British literary scholar and theatre director

George Humphrey Wolferstan Rylands (23 October 1902 - 16 January 1999), known as Dadie Rylands, was a British literary scholar and theatre director.

Rylands was born at the Down House, Tockington, Gloucestershire, to Thomas Kirkland Rylands, a land agent, and Bertha Nisbet Wolferstan (née Thomas). His grandfather was the Liberal politician Peter Rylands. Educated at Eton College and King's College, Cambridge, he was a Fellow of King's from 1927 until his death. While at Cambridge, he became a friend of John Maynard Keynes, also a student and Fellow at King’s.
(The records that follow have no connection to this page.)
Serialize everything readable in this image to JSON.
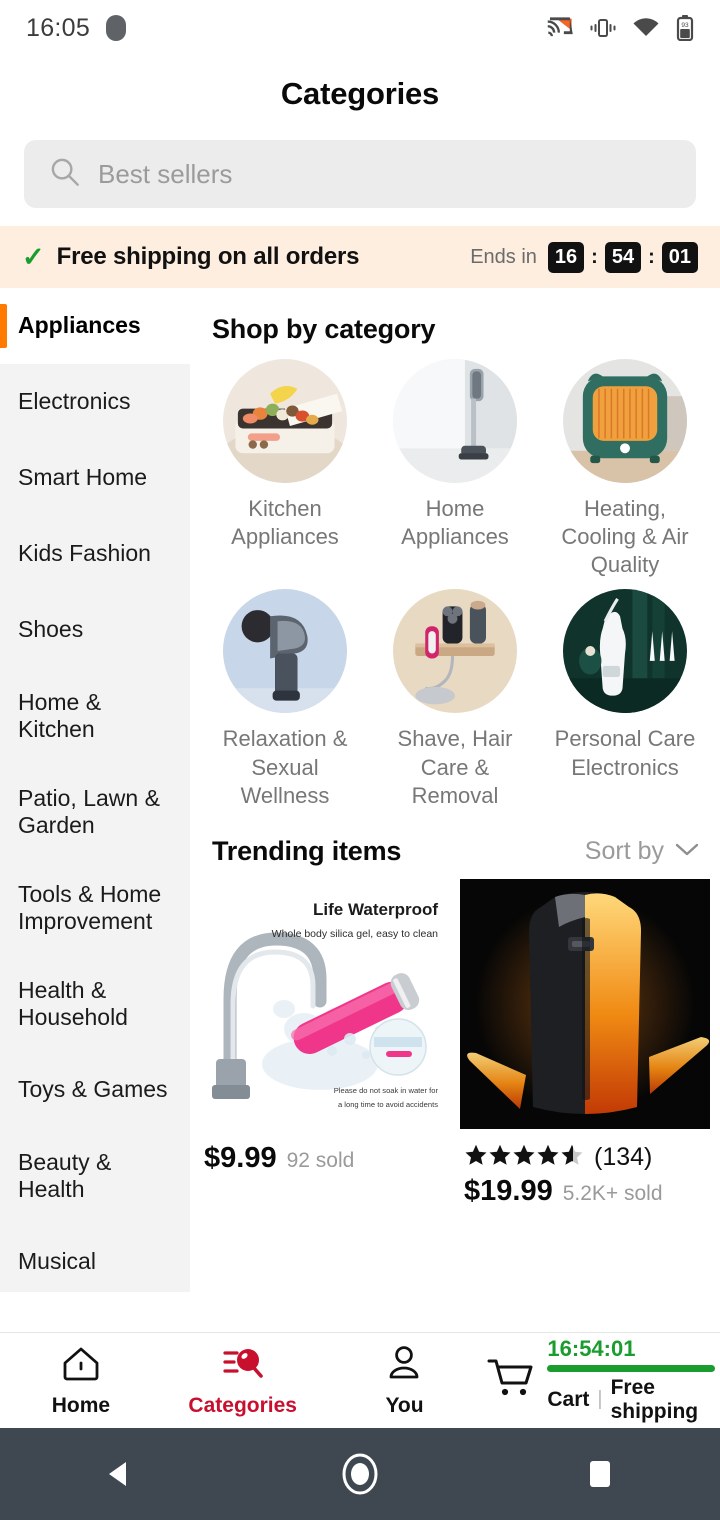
{
  "status_bar": {
    "time": "16:05",
    "icons": [
      "screen-cast-icon",
      "vibrate-icon",
      "wifi-icon",
      "battery-icon"
    ]
  },
  "header": {
    "title": "Categories"
  },
  "search": {
    "placeholder": "Best sellers",
    "value": "",
    "icon": "search-icon"
  },
  "promo_banner": {
    "check_icon": "check-icon",
    "message": "Free shipping on all orders",
    "ends_in_label": "Ends in",
    "countdown": {
      "hours": "16",
      "minutes": "54",
      "seconds": "01",
      "separator": ":"
    },
    "background": "#fdeee0"
  },
  "sidebar": {
    "active_index": 0,
    "accent": "#ff7a00",
    "items": [
      {
        "label": "Appliances",
        "active": true
      },
      {
        "label": "Electronics",
        "active": false
      },
      {
        "label": "Smart Home",
        "active": false
      },
      {
        "label": "Kids Fashion",
        "active": false
      },
      {
        "label": "Shoes",
        "active": false
      },
      {
        "label": "Home & Kitchen",
        "active": false
      },
      {
        "label": "Patio, Lawn & Garden",
        "active": false
      },
      {
        "label": "Tools & Home Improvement",
        "active": false
      },
      {
        "label": "Health & Household",
        "active": false
      },
      {
        "label": "Toys & Games",
        "active": false
      },
      {
        "label": "Beauty & Health",
        "active": false
      },
      {
        "label": "Musical",
        "active": false
      }
    ]
  },
  "main": {
    "shop_by_category": {
      "title": "Shop by category",
      "items": [
        {
          "label": "Kitchen Appliances",
          "image": "electric-griddle-with-food"
        },
        {
          "label": "Home Appliances",
          "image": "cordless-stick-vacuum"
        },
        {
          "label": "Heating, Cooling & Air Quality",
          "image": "green-space-heater"
        },
        {
          "label": "Relaxation & Sexual Wellness",
          "image": "massage-gun"
        },
        {
          "label": "Shave, Hair Care & Removal",
          "image": "shavers-on-wall-rack"
        },
        {
          "label": "Personal Care Electronics",
          "image": "water-flosser"
        }
      ]
    },
    "trending": {
      "title": "Trending items",
      "sort": {
        "label": "Sort by",
        "icon": "chevron-down-icon"
      },
      "products": [
        {
          "image": "pink-waterproof-massager-under-faucet",
          "image_overlay": {
            "headline": "Life Waterproof",
            "subhead": "Whole body silica gel, easy to clean",
            "footnote": "Please do not soak in water for a long time to avoid accidents"
          },
          "price": "$9.99",
          "sold": "92 sold",
          "rating": null,
          "reviews": null
        },
        {
          "image": "black-heated-vest-with-flames",
          "price": "$19.99",
          "sold": "5.2K+ sold",
          "rating": 4.5,
          "stars_display": "★★★★",
          "half_star": true,
          "reviews": "(134)"
        }
      ]
    }
  },
  "bottom_nav": {
    "active": "Categories",
    "active_color": "#c8102e",
    "items": [
      {
        "label": "Home",
        "icon": "home-icon",
        "active": false
      },
      {
        "label": "Categories",
        "icon": "categories-search-icon",
        "active": true
      },
      {
        "label": "You",
        "icon": "person-icon",
        "active": false
      }
    ],
    "cart": {
      "icon": "shopping-cart-icon",
      "label": "Cart",
      "divider": "|",
      "free_shipping": "Free shipping",
      "timer": "16:54:01",
      "timer_color": "#1a9c2e"
    }
  },
  "system_nav": {
    "background": "#3f4750",
    "buttons": [
      {
        "name": "back-button",
        "icon": "triangle-left-icon"
      },
      {
        "name": "home-button",
        "icon": "circle-icon"
      },
      {
        "name": "recents-button",
        "icon": "square-icon"
      }
    ]
  }
}
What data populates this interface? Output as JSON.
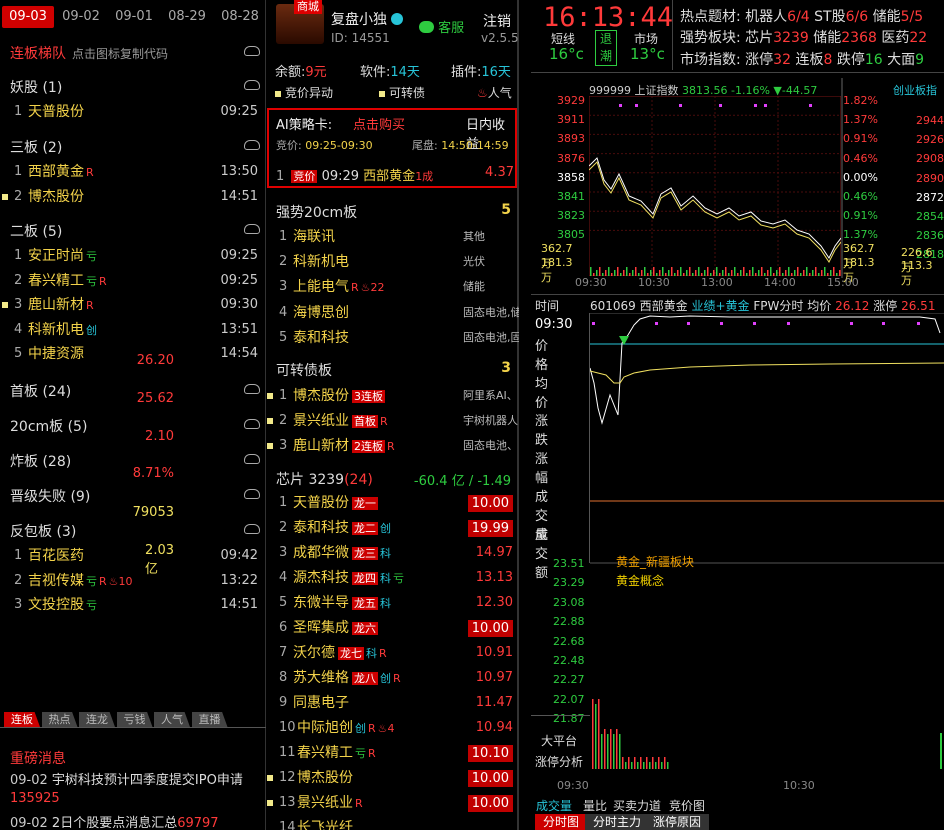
{
  "left": {
    "dates": [
      "09-03",
      "09-02",
      "09-01",
      "08-29",
      "08-28"
    ],
    "title": "连板梯队",
    "subtitle": "点击图标复制代码",
    "groups": [
      {
        "name": "妖股 (1)",
        "rows": [
          {
            "n": "1",
            "name": "天普股份",
            "tags": [],
            "time": "09:25"
          }
        ]
      },
      {
        "name": "三板 (2)",
        "rows": [
          {
            "n": "1",
            "name": "西部黄金",
            "tags": [
              {
                "t": "R",
                "c": "red"
              }
            ],
            "time": "13:50"
          },
          {
            "n": "2",
            "name": "博杰股份",
            "tags": [],
            "time": "14:51",
            "sq": true
          }
        ]
      },
      {
        "name": "二板 (5)",
        "rows": [
          {
            "n": "1",
            "name": "安正时尚",
            "tags": [
              {
                "t": "亏",
                "c": "grn"
              }
            ],
            "time": "09:25"
          },
          {
            "n": "2",
            "name": "春兴精工",
            "tags": [
              {
                "t": "亏",
                "c": "grn"
              },
              {
                "t": "R",
                "c": "red"
              }
            ],
            "time": "09:25"
          },
          {
            "n": "3",
            "name": "鹿山新材",
            "tags": [
              {
                "t": "R",
                "c": "red"
              }
            ],
            "time": "09:30",
            "sq": true
          },
          {
            "n": "4",
            "name": "科新机电",
            "tags": [
              {
                "t": "创",
                "c": "cy"
              }
            ],
            "time": "13:51"
          },
          {
            "n": "5",
            "name": "中捷资源",
            "tags": [],
            "time": "14:54"
          }
        ]
      },
      {
        "name": "首板 (24)",
        "rows": []
      },
      {
        "name": "20cm板 (5)",
        "rows": []
      },
      {
        "name": "炸板 (28)",
        "rows": []
      },
      {
        "name": "晋级失败 (9)",
        "rows": []
      },
      {
        "name": "反包板 (3)",
        "rows": [
          {
            "n": "1",
            "name": "百花医药",
            "tags": [],
            "time": "09:42"
          },
          {
            "n": "2",
            "name": "吉视传媒",
            "tags": [
              {
                "t": "亏",
                "c": "grn"
              },
              {
                "t": "R",
                "c": "red"
              },
              {
                "t": "♨10",
                "c": "red"
              }
            ],
            "time": "13:22"
          },
          {
            "n": "3",
            "name": "文投控股",
            "tags": [
              {
                "t": "亏",
                "c": "grn"
              }
            ],
            "time": "14:51"
          }
        ]
      }
    ],
    "btabs": [
      "连板",
      "热点",
      "连龙",
      "亏钱",
      "人气",
      "直播"
    ],
    "news_title": "重磅消息",
    "news": [
      {
        "date": "09-02",
        "text": "宇树科技预计四季度提交IPO申请",
        "num": "135925"
      },
      {
        "date": "09-02",
        "text": "2日个股要点消息汇总",
        "num": "69797"
      }
    ]
  },
  "mid": {
    "badge": "商城",
    "user": "复盘小独",
    "id": "ID: 14551",
    "kefu": "客服",
    "logout": "注销",
    "ver": "v2.5.5",
    "balance_l": "余额:",
    "balance": "9元",
    "soft_l": "软件:",
    "soft": "14天",
    "plug_l": "插件:",
    "plug": "16天",
    "opts": [
      "竞价异动",
      "可转债",
      "人气"
    ],
    "ai": {
      "title": "AI策略卡:",
      "buy": "点击购买",
      "right": "日内收益",
      "bid_l": "竞价:",
      "bid": "09:25-09:30",
      "tail_l": "尾盘:",
      "tail": "14:50-14:59",
      "n": "1",
      "tag": "竞价",
      "time": "09:29",
      "name": "西部黄金",
      "tag2": "1成",
      "val": "4.37"
    },
    "s20": {
      "title": "强势20cm板",
      "count": "5",
      "rows": [
        {
          "n": "1",
          "name": "海联讯",
          "tags": [],
          "cat": "其他"
        },
        {
          "n": "2",
          "name": "科新机电",
          "tags": [],
          "cat": "光伏"
        },
        {
          "n": "3",
          "name": "上能电气",
          "tags": [
            {
              "t": "R",
              "c": "red"
            },
            {
              "t": "♨22",
              "c": "red"
            }
          ],
          "cat": "储能"
        },
        {
          "n": "4",
          "name": "海博思创",
          "tags": [],
          "cat": "固态电池,储"
        },
        {
          "n": "5",
          "name": "泰和科技",
          "tags": [],
          "cat": "固态电池,固"
        }
      ]
    },
    "kzz": {
      "title": "可转债板",
      "count": "3",
      "rows": [
        {
          "n": "1",
          "name": "博杰股份",
          "lt": "3连板",
          "tags": [],
          "cat": "阿里系AI、"
        },
        {
          "n": "2",
          "name": "景兴纸业",
          "lt": "首板",
          "tags": [
            {
              "t": "R",
              "c": "red"
            }
          ],
          "cat": "宇树机器人"
        },
        {
          "n": "3",
          "name": "鹿山新材",
          "lt": "2连板",
          "tags": [
            {
              "t": "R",
              "c": "red"
            }
          ],
          "cat": "固态电池、"
        }
      ]
    },
    "chip": {
      "title": "芯片 3239",
      "count": "(24)",
      "amt": "-60.4 亿",
      "pct": "-1.49",
      "rows": [
        {
          "n": "1",
          "name": "天普股份",
          "lt": "龙一",
          "tags": [],
          "v": "10.00",
          "box": true
        },
        {
          "n": "2",
          "name": "泰和科技",
          "lt": "龙二",
          "tags": [
            {
              "t": "创",
              "c": "cy"
            }
          ],
          "v": "19.99",
          "box": true
        },
        {
          "n": "3",
          "name": "成都华微",
          "lt": "龙三",
          "tags": [
            {
              "t": "科",
              "c": "cy"
            }
          ],
          "v": "14.97"
        },
        {
          "n": "4",
          "name": "源杰科技",
          "lt": "龙四",
          "tags": [
            {
              "t": "科",
              "c": "cy"
            },
            {
              "t": "亏",
              "c": "grn"
            }
          ],
          "v": "13.13"
        },
        {
          "n": "5",
          "name": "东微半导",
          "lt": "龙五",
          "tags": [
            {
              "t": "科",
              "c": "cy"
            }
          ],
          "v": "12.30"
        },
        {
          "n": "6",
          "name": "圣晖集成",
          "lt": "龙六",
          "tags": [],
          "v": "10.00",
          "box": true
        },
        {
          "n": "7",
          "name": "沃尔德",
          "lt": "龙七",
          "tags": [
            {
              "t": "科",
              "c": "cy"
            },
            {
              "t": "R",
              "c": "red"
            }
          ],
          "v": "10.91"
        },
        {
          "n": "8",
          "name": "苏大维格",
          "lt": "龙八",
          "tags": [
            {
              "t": "创",
              "c": "cy"
            },
            {
              "t": "R",
              "c": "red"
            }
          ],
          "v": "10.97"
        },
        {
          "n": "9",
          "name": "同惠电子",
          "lt": "",
          "tags": [],
          "v": "11.47"
        },
        {
          "n": "10",
          "name": "中际旭创",
          "lt": "",
          "tags": [
            {
              "t": "创",
              "c": "cy"
            },
            {
              "t": "R",
              "c": "red"
            },
            {
              "t": "♨4",
              "c": "red"
            }
          ],
          "v": "10.94"
        },
        {
          "n": "11",
          "name": "春兴精工",
          "lt": "",
          "tags": [
            {
              "t": "亏",
              "c": "grn"
            },
            {
              "t": "R",
              "c": "red"
            }
          ],
          "v": "10.10",
          "box": true
        },
        {
          "n": "12",
          "name": "博杰股份",
          "lt": "",
          "tags": [],
          "v": "10.00",
          "box": true,
          "sq": true
        },
        {
          "n": "13",
          "name": "景兴纸业",
          "lt": "",
          "tags": [
            {
              "t": "R",
              "c": "red"
            }
          ],
          "v": "10.00",
          "box": true,
          "sq": true
        },
        {
          "n": "14",
          "name": "长飞光纤",
          "lt": "",
          "tags": [],
          "v": ""
        }
      ]
    }
  },
  "right": {
    "time": "16:13:44",
    "short_l": "短线",
    "short_v": "16°c",
    "tui": "退",
    "chao": "潮",
    "mkt_l": "市场",
    "mkt_v": "13°c",
    "hot_l": "热点题材:",
    "hot": [
      {
        "n": "机器人",
        "v": "6/4"
      },
      {
        "n": "ST股",
        "v": "6/6"
      },
      {
        "n": "储能",
        "v": "5/5"
      }
    ],
    "strong_l": "强势板块:",
    "strong": [
      {
        "n": "芯片",
        "v": "3239"
      },
      {
        "n": "储能",
        "v": "2368"
      },
      {
        "n": "医药",
        "v": "22"
      }
    ],
    "idx_l": "市场指数:",
    "idx": [
      {
        "n": "涨停",
        "v": "32"
      },
      {
        "n": "连板",
        "v": "8"
      },
      {
        "n": "跌停",
        "v": "16"
      },
      {
        "n": "大面",
        "v": "9"
      }
    ],
    "sh": {
      "code": "999999",
      "name": "上证指数",
      "price": "3813.56",
      "pct": "-1.16%",
      "chg": "▼-44.57",
      "side": "创业板指",
      "yl": [
        "3929",
        "3911",
        "3893",
        "3876",
        "3858",
        "3841",
        "3823",
        "3805"
      ],
      "yr": [
        "1.82%",
        "1.37%",
        "0.91%",
        "0.46%",
        "0.00%",
        "0.46%",
        "0.91%",
        "1.37%"
      ],
      "vl": "362.7万",
      "vl2": "181.3万",
      "vr": "362.7万",
      "vr2": "181.3万",
      "side_y": [
        "2944",
        "2926",
        "2908",
        "2890",
        "2872",
        "2854",
        "2836",
        "2818"
      ],
      "side_v": "226.6万",
      "side_v2": "113.3万",
      "x": [
        "09:30",
        "10:30",
        "13:00",
        "14:00",
        "15:00"
      ]
    },
    "st": {
      "tlabel": "时间",
      "code": "601069",
      "name": "西部黄金",
      "biz": "业绩+黄金",
      "fpw": "FPW分时",
      "avg_l": "均价",
      "avg": "26.12",
      "zt_l": "涨停",
      "zt": "26.51",
      "tv": "09:30",
      "lp_l": "价格",
      "lp": "26.20",
      "la_l": "均价",
      "la": "25.62",
      "lz_l": "涨跌",
      "lz": "2.10",
      "lf_l": "涨幅",
      "lf": "8.71%",
      "lc_l": "成交量",
      "lc": "79053",
      "le_l": "成交额",
      "le": "2.03亿",
      "ann1": "黄金_新疆板块",
      "ann2": "黄金概念",
      "scale": [
        "23.51",
        "23.29",
        "23.08",
        "22.88",
        "22.68",
        "22.48",
        "22.27",
        "22.07",
        "21.87"
      ],
      "dpt": "大平台",
      "dzt": "涨停分析",
      "x": [
        "09:30",
        "10:30"
      ],
      "tabs1": [
        "成交量",
        "量比",
        "买卖力道",
        "竞价图"
      ],
      "tabs2": [
        "分时图",
        "分时主力",
        "涨停原因"
      ]
    }
  }
}
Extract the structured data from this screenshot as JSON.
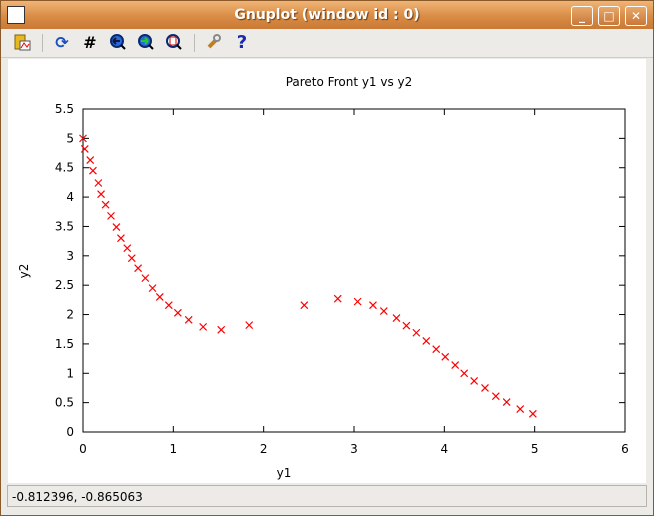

He also befriended Cecil Beaton there.

As well as studying Shakespeare, he was actively involved in the theatre. He directed and acted in many productions for The Marlowe Society, and was chairman of the Cambridge Arts Theatre from 1946 to 1982.

Rylands' 1939 Shakespeare anthology Ages of Man was the basis of John Gielgud's one-man show of the same title. Though Rylands specialised in directing university productions at Cambridge, he also directed Gielgud in professional productions of The Duchess of Malfi and Hamlet in London in 1945. In August and September 1948, he led The Marlowe Society to the ruins of Berlin to play William Shakespeare and John Webster, as part of Foreign Office soft-power tour during the Berlin Airlift.

He was made a Commander of the Order of the British Empire (CBE) in 1961 and a Member of the Order of the Companions of Honour (CH) in 1987.